Takasın Ötesi: Dayanışma Ekonomisiyle Yeni Bir Toplum-Saliha Gök
Kıymetli KHA Okurlarım saygı ve selamımla yeni yazım .Saliha Gök
Modern kapitalist sistemin merkezine yerleşmiş olan bireysel çıkar ve rekabet ilkesi, toplumsal dokuyu çözmekle kalmamış; insanı, üretim ve tüketim arasına sıkışmış bir nesneye dönüştürmüştür. Bu bağlamda, “ortak ekonomi” ya da daha kapsayıcı bir ifadeyle “dayanışma ekonomisi”, yalnızca alternatif bir üretim-tüketim modeli değil; aynı zamanda etik, vicdan ve toplumsal sorumluluk temelli yeni bir yaşam tahayyülüdür.
1. Ortak Ekonominin Kavramsal Zemini
Ortak ekonomi, klasik takas sisteminin ötesine geçerek, dijital platformlar aracılığıyla bilgi, hizmet, zaman ve mekânın kolektif paylaşımını mümkün kılan bir toplumsal örgütlenme biçimidir. Bu modelde mülkiyet değil erişim; rekabet değil işbirliği; kâr değil toplumsal fayda önceliklidir. Dayanışma ekonomisi, neoliberal paradigmanın dışlayıcı diline karşı, kapsayıcı ve vicdanlı bir söylem üretir.
2. Takasın Ötesinde: Etik ve Vicdan Temelli Paylaşım
Takas, tarihsel olarak eşdeğer değerlerin değişimini ifade ederken; dayanışma ekonomisi, eşdeğerlikten ziyade ihtiyaç ve imkân dengesine dayanır. Bir bireyin fazlası, başka bir bireyin eksiğini tamamlar. Bu yaklaşım, “vermek” fiilini yalnızca ekonomik değil, aynı zamanda etik ve insani bir eylem olarak yeniden tanımlar. Ortak mutfaklar, eşya paylaşım ağları, zaman bankaları ve kolektif üretim kooperatifleri bu anlayışın somut örnekleridir.
3. Dijital Platformlar ve Yeni Toplumsal Alanlar
Dijitalleşme, ortak ekonominin yaygınlaşmasında belirleyici bir rol oynamaktadır. Ancak burada kritik olan, teknolojinin araçsallaştırılması değil, etik bir zeminde örgütlenmesidir. Platform kapitalizminin tekelleştirici eğilimlerine karşı, açık kaynaklı, katılımcı ve şeffaf dijital ağlar inşa edilmelidir.
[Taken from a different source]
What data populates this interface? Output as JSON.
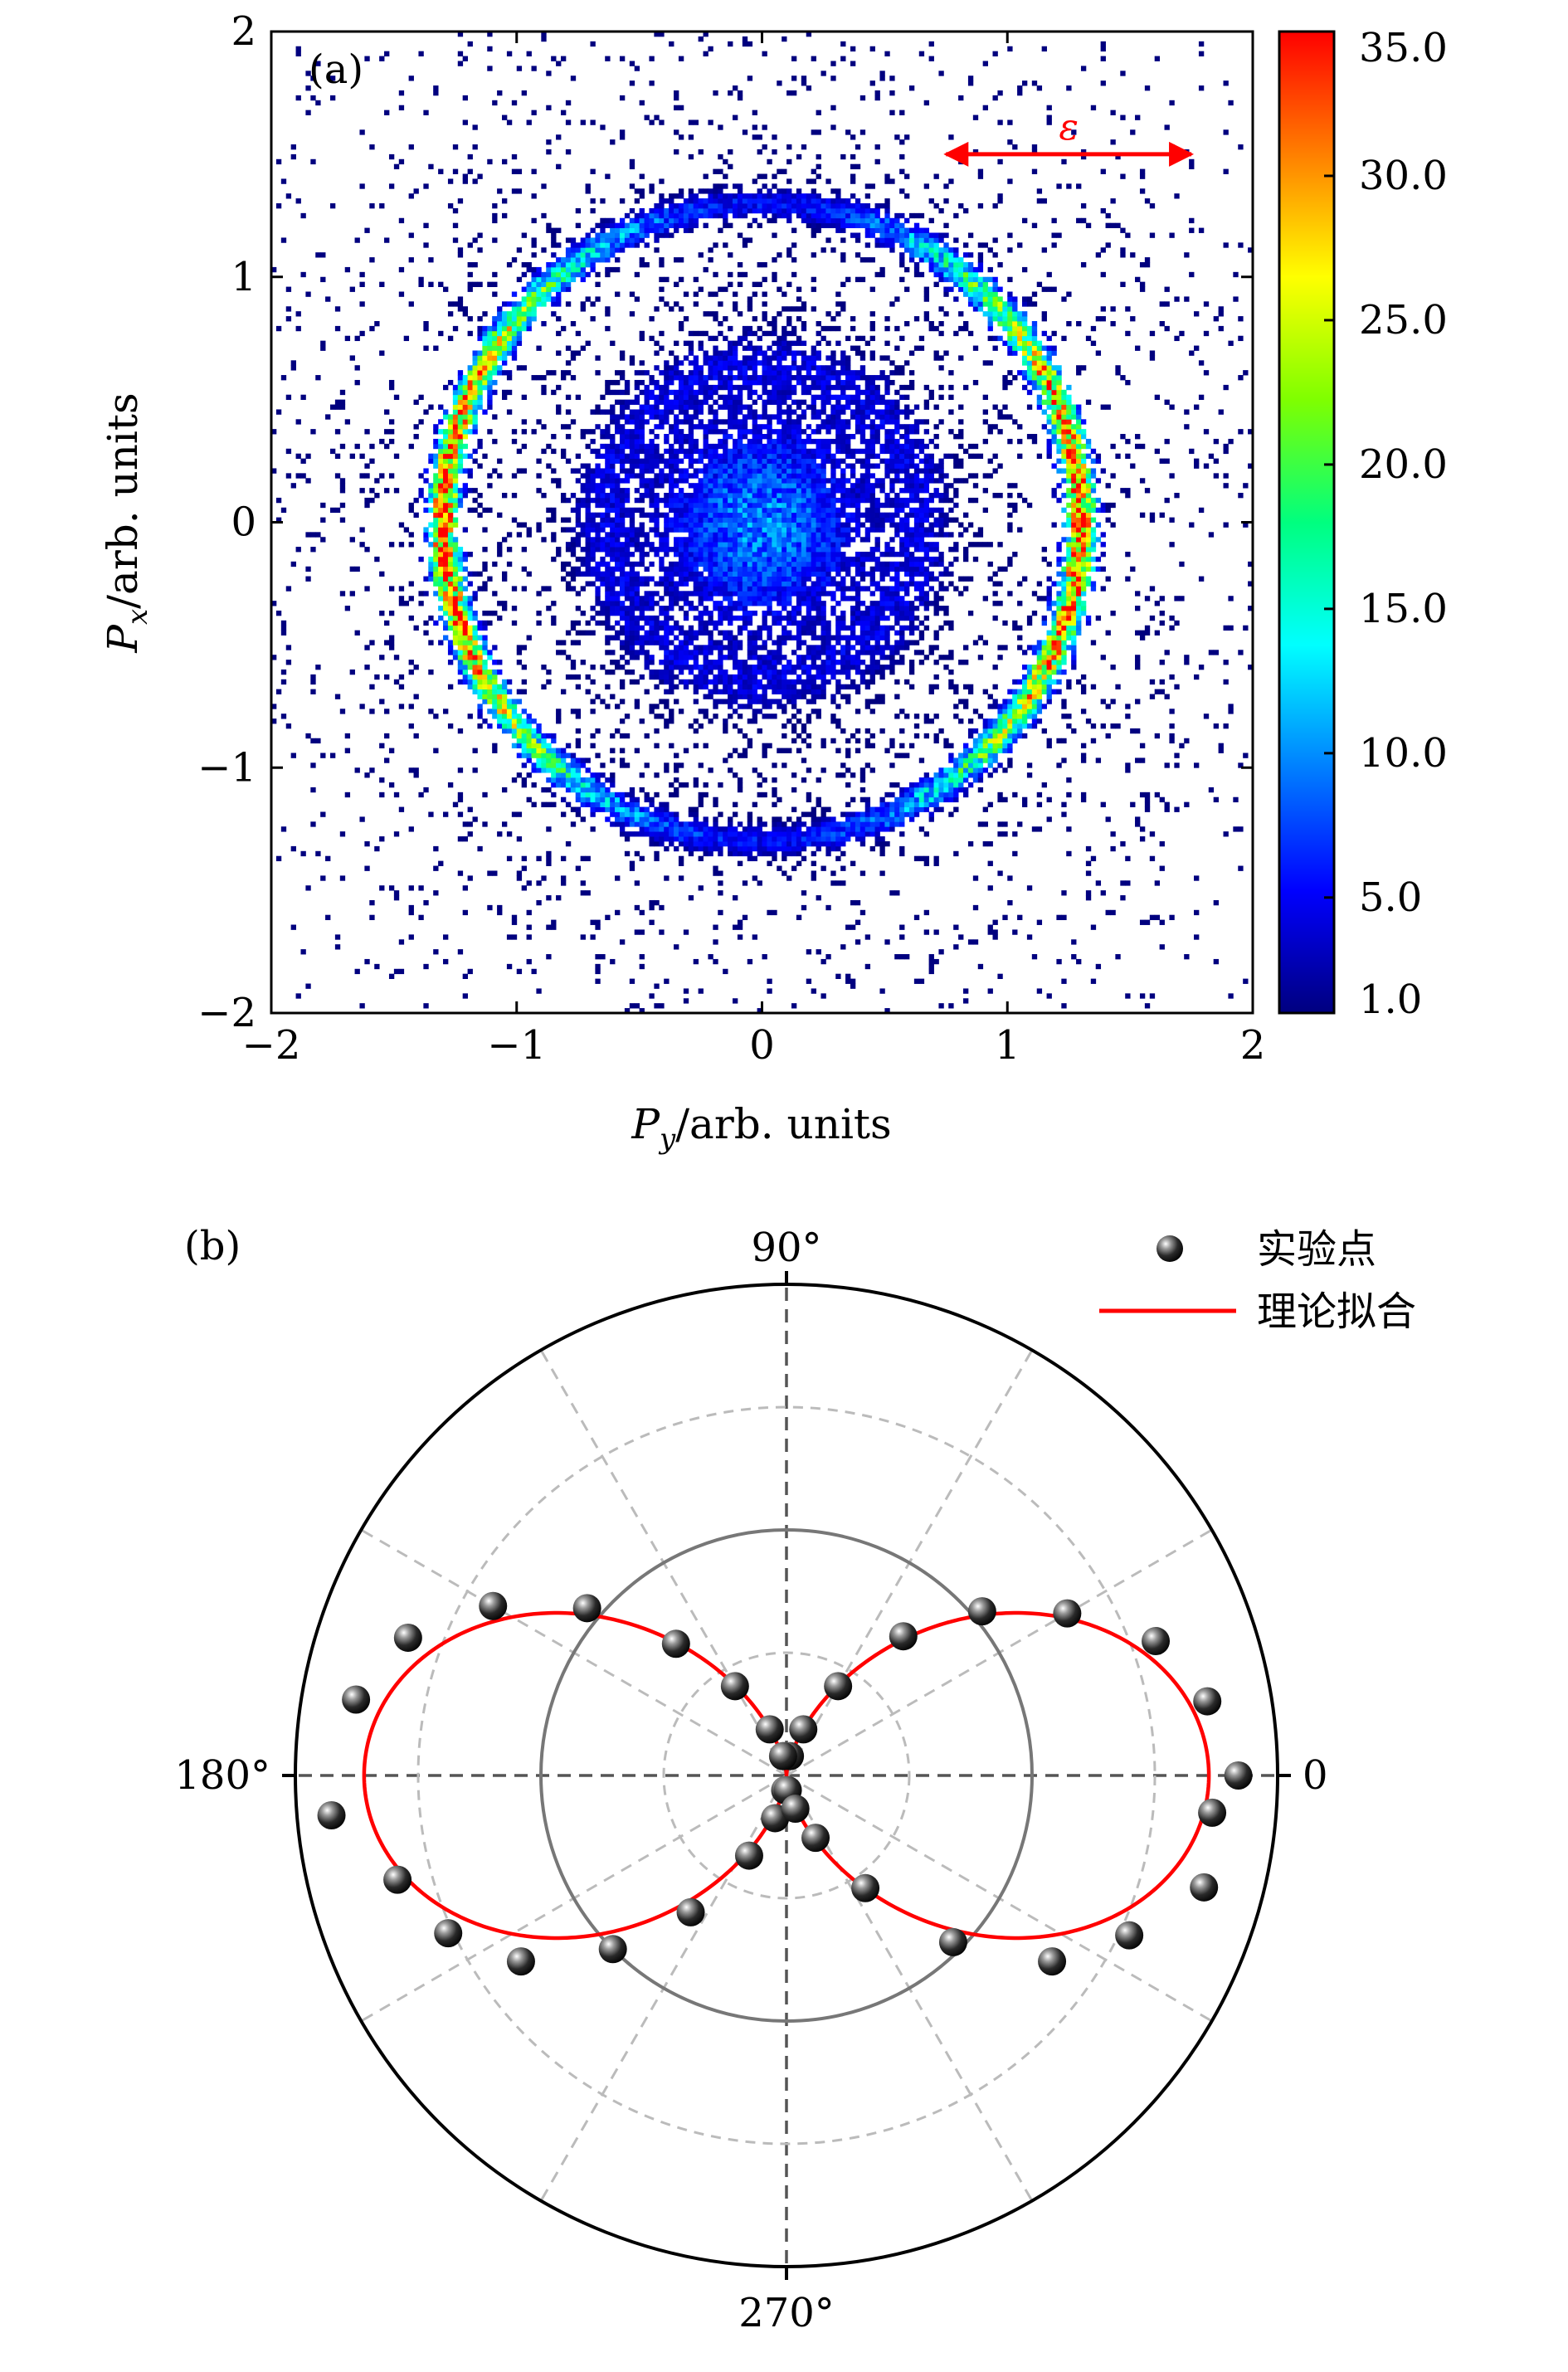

Bu ağlar, yalnızca ekonomik değil, aynı zamanda kültürel ve sosyal bir dönüşümün taşıyıcısı olabilir.
4. Toplumsal Uyanış ve Yeni Bir Sözleşme
Dayanışma ekonomisi, yalnızca ekonomik bir model değil; aynı zamanda yeni bir toplumsal sözleşmenin çağrısıdır. Bu sözleşme, bireyin yalnızca hak sahibi değil, aynı zamanda sorumluluk taşıyan bir özne olarak yeniden tanımlanmasını gerektirir. Ortak üretim, ortak yaşam ve ortak karar alma süreçleri, demokrasinin yalnızca siyasal değil, gündelik hayatta da içselleştirilmesini sağlar.
5. Sonuç: Vicdanın Ekonomisi Mümkün mü?
Bugün, ekonomik krizlerin, ekolojik yıkımın ve toplumsal kutuplaşmanın gölgesinde; dayanışma ekonomisi bir ütopya değil, bir zorunluluk olarak karşımızda durmaktadır. Takasın ötesine geçmek, yalnızca nesneleri değil, anlamı ve sorumluluğu da paylaşmak demektir. Bu bağlamda, vicdanlı bir ekonomi mümkün değilse, sürdürülebilir bir toplum da mümkün değildir.